Nothing happened in the morning, and the sky was clear. It was almost impossible to believe in fists, and menacing voices at the door. During the course of the day both Maharajas visited the porter’s lounge and stuck five-pound notes in Mixed-Up’s waistcoat pocket. ‘Held the fort, good man,’ said Prince P—, and the Maharaja of B— echoed those sentiments: ‘Spot on. All handled now, achha? Problem over.’

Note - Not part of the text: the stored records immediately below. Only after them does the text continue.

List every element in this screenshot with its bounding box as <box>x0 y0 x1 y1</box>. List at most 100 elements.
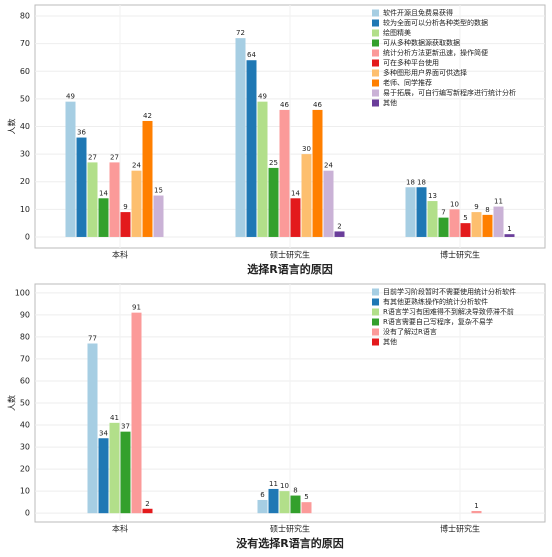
value-label: 36 <box>77 129 86 137</box>
value-label: 42 <box>143 112 152 120</box>
bar <box>76 137 87 237</box>
value-label: 9 <box>474 203 478 211</box>
value-label: 8 <box>293 487 297 495</box>
bar <box>109 422 120 514</box>
value-label: 2 <box>337 222 341 230</box>
value-label: 2 <box>145 500 149 508</box>
y-tick-label: 80 <box>20 12 30 21</box>
y-tick-label: 60 <box>20 376 30 385</box>
bar <box>98 438 109 514</box>
y-tick-label: 50 <box>20 94 30 103</box>
x-tick-label: 本科 <box>112 250 128 260</box>
legend-label: 有其他更熟练操作的统计分析软件 <box>383 297 488 306</box>
legend-swatch <box>372 19 379 27</box>
bar <box>301 154 312 237</box>
legend-swatch <box>372 29 379 37</box>
bar <box>257 101 268 237</box>
bar <box>87 162 98 237</box>
y-axis-label: 人数 <box>7 119 17 135</box>
value-label: 64 <box>247 51 256 59</box>
bar <box>460 223 471 237</box>
legend-label: 老师、同学推荐 <box>383 78 432 87</box>
bar <box>279 491 290 514</box>
legend-swatch <box>372 288 379 296</box>
value-label: 91 <box>132 304 141 312</box>
value-label: 46 <box>313 101 322 109</box>
legend-swatch <box>372 99 379 107</box>
legend-label: 没有了解过R语言 <box>383 327 437 336</box>
value-label: 27 <box>110 153 119 161</box>
legend-label: R语言需要自己写程序，复杂不易学 <box>383 317 493 326</box>
bar <box>87 343 98 514</box>
bar <box>323 170 334 237</box>
x-tick-label: 硕士研究生 <box>270 250 310 260</box>
y-tick-label: 100 <box>15 288 30 297</box>
y-tick-label: 20 <box>20 465 30 474</box>
bar <box>131 170 142 237</box>
value-label: 25 <box>269 159 278 167</box>
legend-swatch <box>372 59 379 67</box>
bar <box>98 198 109 237</box>
y-tick-label: 50 <box>20 399 30 408</box>
y-tick-label: 10 <box>20 205 30 214</box>
legend-label: 可在多种平台使用 <box>383 58 439 67</box>
value-label: 46 <box>280 101 289 109</box>
bar <box>493 206 504 237</box>
y-tick-label: 10 <box>20 487 30 496</box>
y-tick-label: 70 <box>20 39 30 48</box>
legend-swatch <box>372 69 379 77</box>
value-label: 10 <box>280 482 289 490</box>
value-label: 14 <box>99 189 108 197</box>
legend-label: 软件开源且免费易获得 <box>383 8 453 17</box>
legend-label: 多种图形用户界面可供选择 <box>383 68 467 77</box>
bar <box>235 38 246 237</box>
bar <box>268 488 279 514</box>
bar <box>120 212 131 237</box>
bar <box>504 234 515 237</box>
value-label: 14 <box>291 189 300 197</box>
bar <box>471 212 482 237</box>
value-label: 9 <box>123 203 127 211</box>
value-label: 11 <box>269 480 278 488</box>
bar <box>427 201 438 237</box>
value-label: 72 <box>236 29 245 37</box>
legend-label: 可从多种数据源获取数据 <box>383 38 460 47</box>
value-label: 34 <box>99 429 108 437</box>
bar <box>153 195 164 237</box>
value-label: 24 <box>132 162 141 170</box>
value-label: 8 <box>485 206 489 214</box>
value-label: 18 <box>417 178 426 186</box>
legend-swatch <box>372 89 379 97</box>
value-label: 1 <box>474 502 478 510</box>
bar <box>109 162 120 237</box>
x-tick-label: 硕士研究生 <box>270 524 310 534</box>
legend-label: 易于拓展，可自行编写新程序进行统计分析 <box>383 88 516 97</box>
value-label: 49 <box>66 93 75 101</box>
bar <box>449 209 460 237</box>
y-tick-label: 90 <box>20 310 30 319</box>
y-tick-label: 60 <box>20 67 30 76</box>
value-label: 24 <box>324 162 333 170</box>
y-tick-label: 40 <box>20 122 30 131</box>
y-tick-label: 0 <box>25 509 30 518</box>
bar <box>405 187 416 237</box>
value-label: 6 <box>260 491 265 499</box>
value-label: 27 <box>88 153 97 161</box>
bar <box>334 231 345 237</box>
legend-label: 其他 <box>383 337 397 346</box>
x-tick-label: 本科 <box>112 524 128 534</box>
bar <box>290 495 301 514</box>
bar <box>142 508 153 514</box>
x-tick-label: 博士研究生 <box>440 524 480 534</box>
y-tick-label: 20 <box>20 177 30 186</box>
bar <box>246 60 257 237</box>
legend-swatch <box>372 39 379 47</box>
y-tick-label: 30 <box>20 150 30 159</box>
legend-swatch <box>372 79 379 87</box>
bar <box>290 198 301 237</box>
x-tick-label: 博士研究生 <box>440 250 480 260</box>
value-label: 15 <box>154 187 163 195</box>
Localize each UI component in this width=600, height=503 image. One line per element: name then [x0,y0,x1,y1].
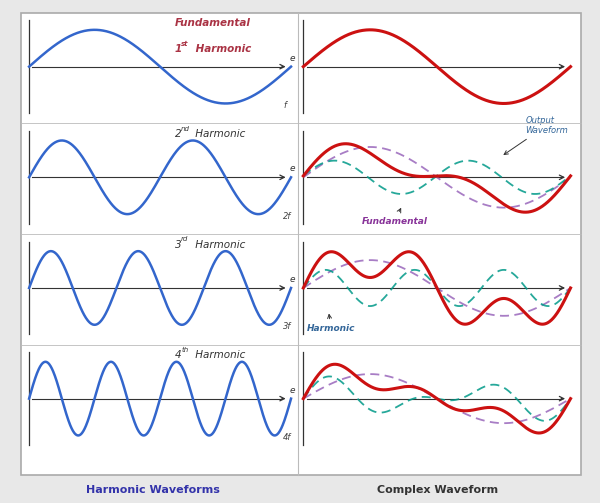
Text: 2: 2 [175,129,181,139]
Text: Fundamental: Fundamental [175,18,250,28]
Text: 3: 3 [175,239,181,249]
Text: Harmonic: Harmonic [307,314,355,333]
Text: e: e [289,53,295,62]
Text: 1: 1 [175,44,182,54]
Text: Harmonic: Harmonic [192,129,245,139]
Text: Output
Waveform: Output Waveform [504,116,568,154]
Text: 4: 4 [175,350,181,360]
Text: 4f: 4f [283,433,292,442]
Text: e: e [289,164,295,173]
Text: Harmonic: Harmonic [192,350,245,360]
Text: Complex Waveform: Complex Waveform [377,485,499,495]
Text: f: f [283,101,286,110]
Text: Fundamental: Fundamental [361,209,427,226]
Text: e: e [289,275,295,284]
Text: th: th [181,347,188,353]
Text: rd: rd [181,236,188,242]
Text: st: st [181,41,189,47]
Text: nd: nd [181,126,190,132]
Text: 3f: 3f [283,322,292,331]
Text: Harmonic Waveforms: Harmonic Waveforms [86,485,220,495]
Text: Harmonic: Harmonic [192,239,245,249]
Text: 2f: 2f [283,212,292,221]
Text: e: e [289,385,295,394]
Text: Harmonic: Harmonic [192,44,251,54]
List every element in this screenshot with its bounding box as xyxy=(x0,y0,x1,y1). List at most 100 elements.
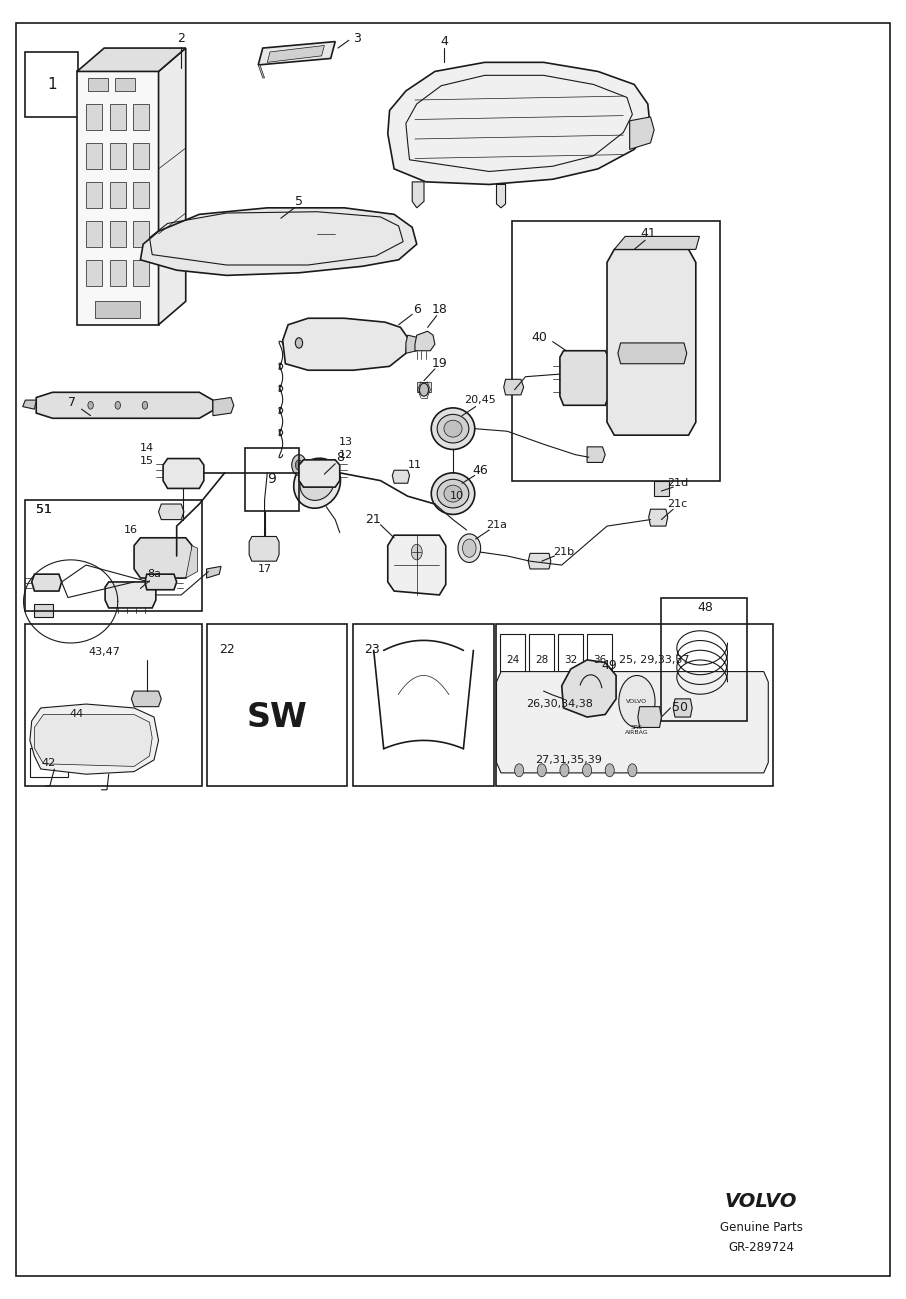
Circle shape xyxy=(628,764,637,777)
Text: 18: 18 xyxy=(431,303,448,316)
Polygon shape xyxy=(77,71,159,325)
Circle shape xyxy=(411,544,422,560)
Bar xyxy=(529,634,554,688)
Polygon shape xyxy=(159,48,186,325)
Circle shape xyxy=(560,764,569,777)
Polygon shape xyxy=(23,400,36,409)
Bar xyxy=(496,624,773,786)
Circle shape xyxy=(515,764,524,777)
Text: 28: 28 xyxy=(535,655,548,665)
Circle shape xyxy=(292,455,306,475)
Text: 26,30,34,38: 26,30,34,38 xyxy=(526,699,593,709)
Ellipse shape xyxy=(437,479,469,508)
Polygon shape xyxy=(607,249,696,435)
Bar xyxy=(353,624,494,786)
Polygon shape xyxy=(131,691,161,707)
Polygon shape xyxy=(186,546,198,578)
Text: 51: 51 xyxy=(36,503,53,516)
Text: SRS
AIRBAG: SRS AIRBAG xyxy=(625,725,649,735)
Text: 5: 5 xyxy=(295,195,303,208)
Polygon shape xyxy=(134,538,192,578)
Polygon shape xyxy=(654,481,669,496)
Polygon shape xyxy=(133,221,149,247)
Polygon shape xyxy=(412,182,424,208)
Text: 11: 11 xyxy=(408,460,422,470)
Text: 51: 51 xyxy=(36,503,53,516)
Polygon shape xyxy=(133,143,149,169)
Bar xyxy=(587,634,612,688)
Polygon shape xyxy=(110,260,126,286)
Polygon shape xyxy=(77,48,186,71)
Circle shape xyxy=(619,675,655,727)
Ellipse shape xyxy=(444,486,462,503)
Polygon shape xyxy=(417,382,431,392)
Text: 13: 13 xyxy=(339,436,353,447)
Text: 49: 49 xyxy=(601,659,617,672)
Text: 25, 29,33,37: 25, 29,33,37 xyxy=(619,655,689,665)
Polygon shape xyxy=(133,260,149,286)
Bar xyxy=(25,624,202,786)
Ellipse shape xyxy=(462,539,477,557)
Polygon shape xyxy=(30,704,159,774)
Text: 43,47: 43,47 xyxy=(88,647,120,657)
Text: 20,45: 20,45 xyxy=(464,395,496,405)
Text: 19: 19 xyxy=(431,357,448,370)
Circle shape xyxy=(537,764,546,777)
Polygon shape xyxy=(34,604,53,617)
Ellipse shape xyxy=(437,414,469,443)
Text: 6: 6 xyxy=(413,303,420,316)
Polygon shape xyxy=(528,553,551,569)
Bar xyxy=(25,52,78,117)
Polygon shape xyxy=(562,660,616,717)
Polygon shape xyxy=(105,582,156,608)
Polygon shape xyxy=(86,143,102,169)
Text: 44: 44 xyxy=(70,709,84,720)
Circle shape xyxy=(419,383,429,396)
Polygon shape xyxy=(32,574,62,591)
Text: 21: 21 xyxy=(365,513,381,526)
Polygon shape xyxy=(213,397,234,416)
Text: 21c: 21c xyxy=(668,499,688,509)
Bar xyxy=(500,634,525,688)
Text: GR-289724: GR-289724 xyxy=(728,1241,794,1254)
Ellipse shape xyxy=(444,421,462,436)
Bar xyxy=(207,624,347,786)
Polygon shape xyxy=(34,714,152,766)
Polygon shape xyxy=(86,182,102,208)
Text: 36: 36 xyxy=(593,655,606,665)
Circle shape xyxy=(583,764,592,777)
Polygon shape xyxy=(159,504,184,520)
Text: 3: 3 xyxy=(353,32,361,45)
Polygon shape xyxy=(415,331,435,351)
Polygon shape xyxy=(496,184,506,208)
Text: 12: 12 xyxy=(339,449,353,460)
Ellipse shape xyxy=(294,459,341,508)
Polygon shape xyxy=(673,699,692,717)
Polygon shape xyxy=(140,208,417,275)
Polygon shape xyxy=(587,447,605,462)
Polygon shape xyxy=(267,45,324,62)
Polygon shape xyxy=(249,536,279,561)
Text: 23: 23 xyxy=(364,643,380,656)
Polygon shape xyxy=(392,470,410,483)
Bar xyxy=(30,748,68,777)
Text: 4: 4 xyxy=(440,35,448,48)
Polygon shape xyxy=(86,221,102,247)
Text: 46: 46 xyxy=(472,464,488,477)
Ellipse shape xyxy=(431,473,475,514)
Ellipse shape xyxy=(431,408,475,449)
Text: SW: SW xyxy=(246,701,307,734)
Polygon shape xyxy=(638,707,661,727)
Polygon shape xyxy=(163,459,204,488)
Polygon shape xyxy=(435,487,449,500)
Polygon shape xyxy=(388,62,651,184)
Circle shape xyxy=(295,338,303,348)
Polygon shape xyxy=(630,117,654,149)
Text: 17: 17 xyxy=(257,564,272,574)
Text: 16: 16 xyxy=(124,525,138,535)
Polygon shape xyxy=(496,672,768,773)
Polygon shape xyxy=(388,535,446,595)
Polygon shape xyxy=(618,343,687,364)
Text: 14: 14 xyxy=(140,443,154,453)
Ellipse shape xyxy=(458,534,480,562)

The three of us – Aya Mary, her courter, and me – held a council of war that afternoon and decided that no further action was necessary. The hall porter was the front line in any such situation, I argued, and the front line had held. And now the risks were past. Assurances had been given. End of story.
‘End of story,’ repeated Certainly-Mary doubtfully, but then, seeking to reassure Mecir, she brightened. ‘Correct,’ she said. ‘Most certainly! All-done, finis.’ She slapped her hands against each other for emphasis. She asked Mixed-Up if he wanted a game of chess; but for once the courter didn’t want to play.
10
After that I was distracted, for a time, from the story of Mixed-Up and Certainly-Mary by violence nearer home.
My middle sister Muneeza, now eleven, was entering her delinquent phase a little early. She was the true inheritor of my father’s black rage, and when she lost control it was terrible to behold. That summer she seemed to pick fights with my father on purpose; seemed prepared, at her young age, to test her strength against his. (I intervened in her rows with Abba only
once, in the kitchen. She grabbed the kitchen scissors and flung them at me. They cut me on the thigh. After that I kept my distance.)
As I witnessed their wars I felt myself coming unstuck from the idea of family itself. I looked at my screaming sister and thought how brilliantly self-destructive she was, how triumphantly she was ruining her relations with the people she needed most.
And I looked at my choleric, face-pulling father and thought about British citizenship. My existing Indian passport permitted me to travel only to a very few countries, which were carefully listed on the second right-hand page. But I might soon have a British passport and then, by hook or by crook, I would get away from him. I would not have this face-pulling in my life.